In this interview conducted shortly before his death in 2014, Stuart Hall, one of the seminal figures in cultural studies, talks about his classic work Policing the Crisis, describes the political, symbolic, and material concerns that animated cultural studies in the 1970s, and offers a critical assessment of the field today. He then turns his attention to the always shifting terrain of race and identity in the United States and Britain, offering fascinating cultural and political insights into the presidency of Barack Obama and the 2012 Olympics in London. While Hall was physically ill for much of his later life, this final interview provides powerful testimony that his formidable intellect, sense of humor, and willingness to engage with the gritty realities of politics and power never deserted him. An absolutely essential resource for anyone interested in cultural studies.

3. REPRESENTATION & THE MEDIA

Cultural theorist Stuart Hall offers an extended meditation on representation. Moving beyond the accuracy or inaccuracy of specific representations, Hall argues that the process of representation itself constitutes the very world it aims to represent, and explores how the shared language of a culture, its signs and images, provides a conceptual roadmap that gives meaning to the world rather than simply reflecting it. Hall’s concern throughout is the centrality of culture to the shaping of our collective perceptions, and how the dynamics of media representation reproduce forms of symbolic power.

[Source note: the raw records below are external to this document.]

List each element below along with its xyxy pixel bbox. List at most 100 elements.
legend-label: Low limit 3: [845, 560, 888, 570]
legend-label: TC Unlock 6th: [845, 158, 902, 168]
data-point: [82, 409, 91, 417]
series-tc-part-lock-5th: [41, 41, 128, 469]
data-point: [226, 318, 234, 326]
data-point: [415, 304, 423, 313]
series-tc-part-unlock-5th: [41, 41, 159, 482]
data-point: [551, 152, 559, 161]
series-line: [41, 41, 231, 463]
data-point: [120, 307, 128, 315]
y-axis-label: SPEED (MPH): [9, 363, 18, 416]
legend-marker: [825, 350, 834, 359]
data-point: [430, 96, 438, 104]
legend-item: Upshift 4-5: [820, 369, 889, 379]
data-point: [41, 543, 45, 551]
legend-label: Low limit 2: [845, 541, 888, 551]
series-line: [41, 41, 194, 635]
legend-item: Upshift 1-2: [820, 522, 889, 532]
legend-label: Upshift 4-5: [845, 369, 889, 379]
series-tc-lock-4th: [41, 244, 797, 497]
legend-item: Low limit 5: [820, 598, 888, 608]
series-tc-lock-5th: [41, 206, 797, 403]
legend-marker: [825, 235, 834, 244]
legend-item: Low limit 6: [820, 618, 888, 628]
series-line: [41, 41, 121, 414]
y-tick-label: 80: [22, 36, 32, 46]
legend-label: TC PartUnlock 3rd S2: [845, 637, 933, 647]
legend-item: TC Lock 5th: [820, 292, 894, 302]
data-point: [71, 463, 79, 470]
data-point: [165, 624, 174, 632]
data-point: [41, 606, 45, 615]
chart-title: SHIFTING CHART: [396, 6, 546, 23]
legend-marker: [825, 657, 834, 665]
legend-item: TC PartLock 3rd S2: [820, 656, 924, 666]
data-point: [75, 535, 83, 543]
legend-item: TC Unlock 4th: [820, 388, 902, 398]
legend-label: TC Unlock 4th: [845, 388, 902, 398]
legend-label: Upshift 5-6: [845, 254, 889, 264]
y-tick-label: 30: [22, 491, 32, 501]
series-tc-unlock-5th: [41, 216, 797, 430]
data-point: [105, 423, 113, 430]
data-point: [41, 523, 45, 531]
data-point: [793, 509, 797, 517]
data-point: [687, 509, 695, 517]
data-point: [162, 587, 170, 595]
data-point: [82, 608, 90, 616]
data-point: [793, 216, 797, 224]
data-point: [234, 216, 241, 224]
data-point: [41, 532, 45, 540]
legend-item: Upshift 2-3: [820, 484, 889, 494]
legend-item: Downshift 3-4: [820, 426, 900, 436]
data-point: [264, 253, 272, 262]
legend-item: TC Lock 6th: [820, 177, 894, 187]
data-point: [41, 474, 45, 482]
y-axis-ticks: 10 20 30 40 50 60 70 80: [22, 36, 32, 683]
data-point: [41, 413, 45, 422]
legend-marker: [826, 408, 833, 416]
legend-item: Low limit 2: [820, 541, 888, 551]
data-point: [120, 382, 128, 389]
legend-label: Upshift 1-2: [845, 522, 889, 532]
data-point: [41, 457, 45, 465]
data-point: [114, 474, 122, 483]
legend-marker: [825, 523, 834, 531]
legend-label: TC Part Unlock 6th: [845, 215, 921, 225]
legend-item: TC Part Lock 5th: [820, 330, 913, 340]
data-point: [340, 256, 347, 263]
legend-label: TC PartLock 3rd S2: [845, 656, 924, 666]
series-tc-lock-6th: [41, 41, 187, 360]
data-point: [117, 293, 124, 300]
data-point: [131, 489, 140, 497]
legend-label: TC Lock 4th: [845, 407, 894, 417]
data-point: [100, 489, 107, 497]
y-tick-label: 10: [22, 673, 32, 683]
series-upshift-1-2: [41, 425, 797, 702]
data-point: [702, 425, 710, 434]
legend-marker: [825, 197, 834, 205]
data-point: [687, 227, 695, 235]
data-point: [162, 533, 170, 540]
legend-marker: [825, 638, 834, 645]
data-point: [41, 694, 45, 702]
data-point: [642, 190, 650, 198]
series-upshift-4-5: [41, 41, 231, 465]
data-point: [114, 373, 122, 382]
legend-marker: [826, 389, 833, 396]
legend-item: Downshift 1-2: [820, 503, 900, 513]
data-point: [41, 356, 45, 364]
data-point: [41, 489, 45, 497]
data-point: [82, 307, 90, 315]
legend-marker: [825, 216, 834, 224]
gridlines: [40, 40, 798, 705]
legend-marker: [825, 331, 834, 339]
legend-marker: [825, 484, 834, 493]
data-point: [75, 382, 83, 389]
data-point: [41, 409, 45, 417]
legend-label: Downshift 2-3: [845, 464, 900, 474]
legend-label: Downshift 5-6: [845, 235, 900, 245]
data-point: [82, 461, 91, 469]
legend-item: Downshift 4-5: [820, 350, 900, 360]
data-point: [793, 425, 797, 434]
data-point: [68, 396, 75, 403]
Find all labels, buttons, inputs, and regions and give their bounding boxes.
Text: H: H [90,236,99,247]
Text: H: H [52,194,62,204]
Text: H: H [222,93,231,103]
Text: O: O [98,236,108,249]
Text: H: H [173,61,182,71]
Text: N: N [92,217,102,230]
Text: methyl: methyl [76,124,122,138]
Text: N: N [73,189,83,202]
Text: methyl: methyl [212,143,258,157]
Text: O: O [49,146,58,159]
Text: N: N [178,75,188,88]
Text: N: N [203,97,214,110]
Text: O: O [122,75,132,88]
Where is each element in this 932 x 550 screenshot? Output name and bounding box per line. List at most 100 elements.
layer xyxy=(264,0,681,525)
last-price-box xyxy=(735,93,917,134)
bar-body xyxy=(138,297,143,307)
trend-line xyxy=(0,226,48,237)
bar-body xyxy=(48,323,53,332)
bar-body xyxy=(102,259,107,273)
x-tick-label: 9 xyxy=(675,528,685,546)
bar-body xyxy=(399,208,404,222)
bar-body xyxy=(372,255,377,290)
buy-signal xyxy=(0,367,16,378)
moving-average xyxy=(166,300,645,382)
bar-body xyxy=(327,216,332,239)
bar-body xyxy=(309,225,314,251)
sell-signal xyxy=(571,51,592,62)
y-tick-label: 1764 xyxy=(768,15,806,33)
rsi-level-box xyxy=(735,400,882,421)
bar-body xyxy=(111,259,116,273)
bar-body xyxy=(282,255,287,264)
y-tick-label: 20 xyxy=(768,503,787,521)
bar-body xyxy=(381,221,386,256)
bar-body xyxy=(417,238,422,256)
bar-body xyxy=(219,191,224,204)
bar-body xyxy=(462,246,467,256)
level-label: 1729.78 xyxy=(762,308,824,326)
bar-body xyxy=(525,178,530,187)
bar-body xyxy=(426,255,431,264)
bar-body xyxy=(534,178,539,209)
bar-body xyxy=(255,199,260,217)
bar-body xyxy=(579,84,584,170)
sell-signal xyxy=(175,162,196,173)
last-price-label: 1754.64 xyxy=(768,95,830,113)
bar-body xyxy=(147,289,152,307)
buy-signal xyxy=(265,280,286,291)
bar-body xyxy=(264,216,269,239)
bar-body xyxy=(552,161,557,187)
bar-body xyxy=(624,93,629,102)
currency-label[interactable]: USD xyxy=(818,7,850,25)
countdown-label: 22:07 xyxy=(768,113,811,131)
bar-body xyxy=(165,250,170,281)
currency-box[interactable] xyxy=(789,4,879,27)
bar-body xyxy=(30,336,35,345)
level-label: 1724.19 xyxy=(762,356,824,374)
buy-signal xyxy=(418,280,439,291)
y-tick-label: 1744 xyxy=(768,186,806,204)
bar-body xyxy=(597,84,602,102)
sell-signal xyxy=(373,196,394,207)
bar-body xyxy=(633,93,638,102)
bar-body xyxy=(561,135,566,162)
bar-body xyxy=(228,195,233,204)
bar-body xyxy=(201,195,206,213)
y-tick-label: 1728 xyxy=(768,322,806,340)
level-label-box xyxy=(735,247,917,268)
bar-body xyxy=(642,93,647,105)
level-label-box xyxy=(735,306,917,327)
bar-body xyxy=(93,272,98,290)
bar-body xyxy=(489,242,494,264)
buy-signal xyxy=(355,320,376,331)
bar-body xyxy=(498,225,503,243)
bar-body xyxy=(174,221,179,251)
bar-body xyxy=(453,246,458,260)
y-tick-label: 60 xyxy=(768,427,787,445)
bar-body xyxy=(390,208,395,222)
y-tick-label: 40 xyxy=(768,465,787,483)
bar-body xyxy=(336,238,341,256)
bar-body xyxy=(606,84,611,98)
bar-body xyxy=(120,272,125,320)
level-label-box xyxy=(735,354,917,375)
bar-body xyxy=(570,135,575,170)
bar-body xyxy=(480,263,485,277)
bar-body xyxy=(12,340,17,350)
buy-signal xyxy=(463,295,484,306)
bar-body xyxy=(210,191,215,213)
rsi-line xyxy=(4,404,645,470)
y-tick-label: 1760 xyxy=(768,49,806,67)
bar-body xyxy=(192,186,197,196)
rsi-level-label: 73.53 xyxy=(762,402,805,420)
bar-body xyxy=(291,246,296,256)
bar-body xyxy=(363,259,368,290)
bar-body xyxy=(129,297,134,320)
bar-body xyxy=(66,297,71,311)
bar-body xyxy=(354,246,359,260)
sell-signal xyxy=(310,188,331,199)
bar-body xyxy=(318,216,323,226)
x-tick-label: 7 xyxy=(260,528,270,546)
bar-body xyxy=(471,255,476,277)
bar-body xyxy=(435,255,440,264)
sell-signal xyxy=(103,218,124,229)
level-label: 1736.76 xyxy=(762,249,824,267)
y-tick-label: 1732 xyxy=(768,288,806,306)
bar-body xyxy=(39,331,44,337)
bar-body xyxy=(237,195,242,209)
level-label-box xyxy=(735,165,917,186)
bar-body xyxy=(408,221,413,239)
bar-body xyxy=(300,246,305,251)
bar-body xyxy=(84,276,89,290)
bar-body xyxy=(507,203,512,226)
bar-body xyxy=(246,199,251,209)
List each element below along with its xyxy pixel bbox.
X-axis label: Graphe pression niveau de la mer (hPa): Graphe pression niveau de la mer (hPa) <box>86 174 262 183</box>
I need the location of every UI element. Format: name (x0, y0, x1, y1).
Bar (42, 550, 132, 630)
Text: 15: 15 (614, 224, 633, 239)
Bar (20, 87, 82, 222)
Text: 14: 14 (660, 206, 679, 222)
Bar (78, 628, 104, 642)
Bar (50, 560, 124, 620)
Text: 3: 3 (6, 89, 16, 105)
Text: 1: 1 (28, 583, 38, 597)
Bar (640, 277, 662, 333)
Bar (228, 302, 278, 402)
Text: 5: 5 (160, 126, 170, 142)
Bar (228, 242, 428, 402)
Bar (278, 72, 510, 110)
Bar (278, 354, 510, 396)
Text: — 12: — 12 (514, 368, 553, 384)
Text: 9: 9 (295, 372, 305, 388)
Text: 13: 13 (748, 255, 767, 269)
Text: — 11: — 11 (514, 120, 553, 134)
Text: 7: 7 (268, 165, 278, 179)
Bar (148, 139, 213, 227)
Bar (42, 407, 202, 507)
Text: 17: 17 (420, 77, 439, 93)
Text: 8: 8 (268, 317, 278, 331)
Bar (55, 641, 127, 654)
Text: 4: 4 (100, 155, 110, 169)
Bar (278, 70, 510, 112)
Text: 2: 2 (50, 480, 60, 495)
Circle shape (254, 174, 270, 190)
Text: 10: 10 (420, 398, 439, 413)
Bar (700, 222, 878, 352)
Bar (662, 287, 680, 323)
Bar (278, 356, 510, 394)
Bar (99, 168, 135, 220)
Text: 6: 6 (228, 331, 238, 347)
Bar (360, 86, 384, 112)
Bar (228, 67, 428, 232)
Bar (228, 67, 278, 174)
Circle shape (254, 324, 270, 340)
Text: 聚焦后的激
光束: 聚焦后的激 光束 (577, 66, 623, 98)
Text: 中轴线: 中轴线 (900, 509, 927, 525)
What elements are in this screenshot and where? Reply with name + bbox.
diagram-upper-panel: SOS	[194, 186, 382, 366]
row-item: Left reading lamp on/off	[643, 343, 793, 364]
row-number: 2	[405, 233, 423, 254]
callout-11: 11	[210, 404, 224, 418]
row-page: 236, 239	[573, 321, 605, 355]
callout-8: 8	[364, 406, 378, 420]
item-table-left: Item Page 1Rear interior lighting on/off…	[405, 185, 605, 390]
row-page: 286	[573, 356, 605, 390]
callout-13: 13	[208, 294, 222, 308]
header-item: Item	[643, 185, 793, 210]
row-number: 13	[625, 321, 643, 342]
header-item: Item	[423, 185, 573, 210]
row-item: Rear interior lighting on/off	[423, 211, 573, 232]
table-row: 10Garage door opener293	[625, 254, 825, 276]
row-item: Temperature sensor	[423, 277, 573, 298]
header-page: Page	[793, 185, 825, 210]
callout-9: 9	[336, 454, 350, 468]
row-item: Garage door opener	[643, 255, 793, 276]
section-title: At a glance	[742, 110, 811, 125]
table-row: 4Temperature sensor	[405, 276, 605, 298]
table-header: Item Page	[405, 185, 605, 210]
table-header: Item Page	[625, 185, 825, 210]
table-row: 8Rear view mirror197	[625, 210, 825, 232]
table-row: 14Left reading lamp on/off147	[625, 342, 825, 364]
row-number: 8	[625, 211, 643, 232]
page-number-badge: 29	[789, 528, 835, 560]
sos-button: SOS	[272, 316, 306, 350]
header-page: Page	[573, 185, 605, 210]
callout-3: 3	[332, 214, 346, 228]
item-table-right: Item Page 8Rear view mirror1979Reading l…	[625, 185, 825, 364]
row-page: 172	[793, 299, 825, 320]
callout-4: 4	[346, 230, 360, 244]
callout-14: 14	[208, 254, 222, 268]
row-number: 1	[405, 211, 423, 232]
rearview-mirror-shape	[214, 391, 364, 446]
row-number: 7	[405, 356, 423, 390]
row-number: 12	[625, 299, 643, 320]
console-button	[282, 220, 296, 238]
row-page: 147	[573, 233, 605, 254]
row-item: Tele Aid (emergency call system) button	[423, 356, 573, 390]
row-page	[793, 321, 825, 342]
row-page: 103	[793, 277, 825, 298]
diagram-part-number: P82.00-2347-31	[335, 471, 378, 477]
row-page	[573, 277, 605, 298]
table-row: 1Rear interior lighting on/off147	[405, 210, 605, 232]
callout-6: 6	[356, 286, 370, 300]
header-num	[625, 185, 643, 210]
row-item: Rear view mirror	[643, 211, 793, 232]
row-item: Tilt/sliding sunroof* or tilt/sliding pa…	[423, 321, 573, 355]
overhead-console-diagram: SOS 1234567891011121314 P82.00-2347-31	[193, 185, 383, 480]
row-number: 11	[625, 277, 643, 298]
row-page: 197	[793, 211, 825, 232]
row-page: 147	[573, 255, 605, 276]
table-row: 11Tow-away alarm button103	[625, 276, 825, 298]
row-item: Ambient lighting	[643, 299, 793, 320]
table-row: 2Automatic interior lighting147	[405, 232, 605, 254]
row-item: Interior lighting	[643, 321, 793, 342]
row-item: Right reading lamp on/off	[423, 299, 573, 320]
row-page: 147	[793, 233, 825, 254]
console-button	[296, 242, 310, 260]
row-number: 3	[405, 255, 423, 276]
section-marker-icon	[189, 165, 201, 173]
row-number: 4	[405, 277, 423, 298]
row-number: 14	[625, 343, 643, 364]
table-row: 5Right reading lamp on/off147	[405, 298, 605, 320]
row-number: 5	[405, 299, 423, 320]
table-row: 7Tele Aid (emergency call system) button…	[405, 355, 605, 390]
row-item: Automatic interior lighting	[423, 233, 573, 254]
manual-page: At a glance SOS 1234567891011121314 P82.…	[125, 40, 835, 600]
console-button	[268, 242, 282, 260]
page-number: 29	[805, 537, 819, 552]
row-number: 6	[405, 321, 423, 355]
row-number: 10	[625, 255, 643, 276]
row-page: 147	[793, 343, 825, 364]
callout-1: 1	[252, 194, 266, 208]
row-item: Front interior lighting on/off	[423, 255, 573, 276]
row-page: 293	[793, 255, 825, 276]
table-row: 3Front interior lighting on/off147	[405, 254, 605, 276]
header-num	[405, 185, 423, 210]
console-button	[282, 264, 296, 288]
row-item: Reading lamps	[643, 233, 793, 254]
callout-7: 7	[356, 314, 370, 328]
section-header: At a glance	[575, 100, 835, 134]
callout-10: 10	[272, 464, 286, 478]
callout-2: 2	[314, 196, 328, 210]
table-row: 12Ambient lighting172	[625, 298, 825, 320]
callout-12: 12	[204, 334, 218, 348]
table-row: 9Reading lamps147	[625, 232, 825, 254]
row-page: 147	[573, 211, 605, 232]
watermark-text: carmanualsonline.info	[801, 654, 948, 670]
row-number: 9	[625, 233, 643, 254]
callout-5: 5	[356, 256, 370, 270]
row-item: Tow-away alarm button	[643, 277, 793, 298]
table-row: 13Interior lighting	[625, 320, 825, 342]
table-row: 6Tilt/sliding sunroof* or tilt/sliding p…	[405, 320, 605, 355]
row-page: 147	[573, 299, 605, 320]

4. THE ORIGINS OF CULTURAL STUDIES

In this re-mastered lecture from 1989, Stuart Hall provides an extraordinarily clear summary of the origins of cultural studies. Hall discusses the founding of cultural studies at the University of Birmingham, the field’s baseline concern with issues of symbolic representation and power, and how cultural studies ultimately gained an institutional foothold at the “frontiers of intellectual and academic life by testing the fine line between intellectual rigor and social relevance.” An excellent introduction to Hall’s work, and to the broader social, political, and economic concerns that have shaped cultural studies.

5. PERSONALLY SPEAKING

Stuart Hall is a foundational figure in the influential interdisciplinary field known as cultural studies. In this stimulating and eloquent four-hour interview, conducted by the literary journalist Maya Jaggi and directed by Mike Dibb, Hall reflects on his life and career, talking personally and in depth about the trajectory of his work and how it has intersected with broader political movements. In a conversation both intimate and sweeping in scope, Hall describes his migration from Jamaica to England, his immersion in left-wing politics in London, the influence of Raymond Williams and E.P. Thompson on the evolution of his thought, and the context within which the early classic texts of cultural studies were written. Hall also shares his pessimism about the economic recession and his optimism about Barack Obama’s victory. Future analysis of Hall’s work, and of cultural studies in general, will need to take account of this fascinating and indispensable first-person account of his life and ideas. Broken into short sections to facilitate use in the classroom.